Hi I also have a Canon HF100. the camcorder proposes PF24 and 60i settings which I thought were 24fps versus 30fps. I shoot in 60i because I thought this gave better quality but your're saying the PF24 setting is actually recording in 24fps but imported by iMovie as 30fps ?
Can you explain your trickery, I'm really intersted in getting the best out of the recording for the best ATV playback?
Thanks
Thanks
Yeah the HF100 has a couple of different modes, I use "PF24" I believe from camera settings menu. Regardless of the mode, it will store the file as '60i." BUT when you shoot in progressive mode, it really does shoot progressive--it's just that the file is not stored that way. When you shoot 24fps it gets 'telecined' by adding 6 dummy frames every second.

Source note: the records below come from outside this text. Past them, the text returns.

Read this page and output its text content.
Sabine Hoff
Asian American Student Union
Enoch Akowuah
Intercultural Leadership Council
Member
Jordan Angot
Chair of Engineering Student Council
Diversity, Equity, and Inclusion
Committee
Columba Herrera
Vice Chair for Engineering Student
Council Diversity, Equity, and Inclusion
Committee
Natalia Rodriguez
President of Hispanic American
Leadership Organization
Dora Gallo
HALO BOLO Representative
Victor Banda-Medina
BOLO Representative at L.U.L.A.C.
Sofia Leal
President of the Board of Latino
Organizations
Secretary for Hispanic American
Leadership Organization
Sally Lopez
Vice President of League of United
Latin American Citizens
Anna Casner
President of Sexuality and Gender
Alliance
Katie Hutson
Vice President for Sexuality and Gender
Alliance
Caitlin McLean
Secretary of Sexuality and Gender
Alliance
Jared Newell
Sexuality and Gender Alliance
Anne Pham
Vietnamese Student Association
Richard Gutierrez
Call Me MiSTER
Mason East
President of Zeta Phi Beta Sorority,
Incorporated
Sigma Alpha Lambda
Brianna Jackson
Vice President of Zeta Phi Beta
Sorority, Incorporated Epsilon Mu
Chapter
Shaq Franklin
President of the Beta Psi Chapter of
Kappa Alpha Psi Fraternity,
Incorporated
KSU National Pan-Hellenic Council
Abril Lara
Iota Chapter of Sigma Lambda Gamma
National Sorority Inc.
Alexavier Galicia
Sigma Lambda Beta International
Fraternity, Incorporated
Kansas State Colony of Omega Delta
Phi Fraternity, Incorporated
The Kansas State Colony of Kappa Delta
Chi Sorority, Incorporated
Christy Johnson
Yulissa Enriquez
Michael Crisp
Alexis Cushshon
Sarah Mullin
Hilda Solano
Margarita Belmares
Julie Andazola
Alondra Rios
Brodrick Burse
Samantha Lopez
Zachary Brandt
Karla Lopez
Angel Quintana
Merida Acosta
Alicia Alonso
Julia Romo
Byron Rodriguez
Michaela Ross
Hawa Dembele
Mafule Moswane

When you import into IMovie everything is the same, it thinks it is 30 fps and doesn't care, but if you were to go the Events folder in Finder and step thru one of the files frame by frame you would see 'combing,' which comes from getting those extra 6 frames by combining fields from adjacent frames. Now...to get the 24fps back you need to 'inverse telecine.' Imovie itself cannot do this. While you can export to any fps, if you just exported to 24fps without inverse telecine it will be jumpy.

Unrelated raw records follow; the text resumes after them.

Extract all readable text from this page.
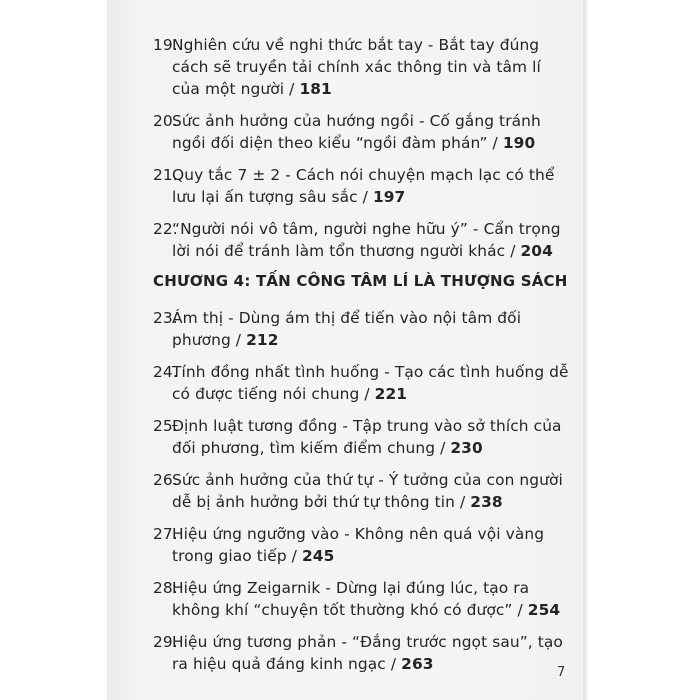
19.
Nghiên cứu về nghi thức bắt tay - Bắt tay đúng cách sẽ truyền tải chính xác thông tin và tâm lí của một người / 181
20.
Sức ảnh hưởng của hướng ngồi - Cố gắng tránh ngồi đối diện theo kiểu “ngồi đàm phán” / 190
21.
Quy tắc 7 ± 2 - Cách nói chuyện mạch lạc có thể lưu lại ấn tượng sâu sắc / 197
22.
“Người nói vô tâm, người nghe hữu ý” - Cẩn trọng lời nói để tránh làm tổn thương người khác / 204
CHƯƠNG 4: TẤN CÔNG TÂM LÍ LÀ THƯỢNG SÁCH
23.
Ám thị - Dùng ám thị để tiến vào nội tâm đối phương / 212
24.
Tính đồng nhất tình huống - Tạo các tình huống dễ có được tiếng nói chung / 221
25.
Định luật tương đồng - Tập trung vào sở thích của đối phương, tìm kiếm điểm chung / 230
26.
Sức ảnh hưởng của thứ tự - Ý tưởng của con người dễ bị ảnh hưởng bởi thứ tự thông tin / 238
27.
Hiệu ứng ngưỡng vào - Không nên quá vội vàng trong giao tiếp / 245
28.
Hiệu ứng Zeigarnik - Dừng lại đúng lúc, tạo ra không khí “chuyện tốt thường khó có được” / 254
29.
Hiệu ứng tương phản - “Đắng trước ngọt sau”, tạo ra hiệu quả đáng kinh ngạc / 263	7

So stay with me...download JES deinterlacer. After you import the footage, close Imovie, go to Finder and drag the .mov files onto the input tab of JES. Select:
Input Tab:
--top field in
--reinterlace chroma
--video range
Project tab:
--inverse telecine
--standard output
--reinterlace chroma after inverse telecine
--detect cadence breaks/suppress scene changes
--output to 23.976
Color tab I leave default
Output tab
--set output directory
--Direct output, Apple Intermediate Codec
When this is done replace the files in the the Imovie Event folder with the JES ones--JES should output the same filename. Relaunch Imovie and good to go. The filename is the timestamp--I've never had any problems with Imovie messing up the dates/times or anything by doing this.
Still there? Now, assuming NTSC project, Imovie will still want to make this 30fps BUT now it is just adding duplicate frames AND if you export to 24fps it properly removes the dummy frames it added...
...so when you go to export, choose Export to Quicktime and here you can set 24fps and 1280 x 720 and it will not be jerky.
One final suggestion is to download the x264 quicktime component I mentioned (google mycometg3). All you do is drag it into your /Library/Quicktime folder and it will be available with any program that has Quicktime export. I highly recommend it because (1) x264 is better than Apple's h.264 and (2) it is very current with x264 and will offer many of the x264 options that Handbrake does.
If you do install it, then go Share-->Export to Quicktime, choose "x264 encoder", set to single pass, restrict to 6000 kb/sec, set FPS to 'custom' and enter 23.976, then hit the 'options' button below the quality slider and a new window will pop up for flags, extra options etc. For apple TV, uncheck 'crf' and WEIGHTB and WEIGHTP, then in 'values' section change 'CABAC' to CAVLC, disable trellis, disable weightp, change bframe stratagy to 'optimal.' ( I think that is it!).
You should get a great looking smooth 720p24 file that will sync to ATV. It is a LOT at first but once you have it in place not too bad. Of course you could shoot in PF 30, skip the JES stuff, export to 30fps and be done with it and have still a good result but at 540p (Or Apple could update the damn ATV--oh I wish). But in any case I would grab that x264 component and not use Apple's. Also if you SHOOT interlaced I would recommend not going into Imovie directly but de-interlacing first with JES too.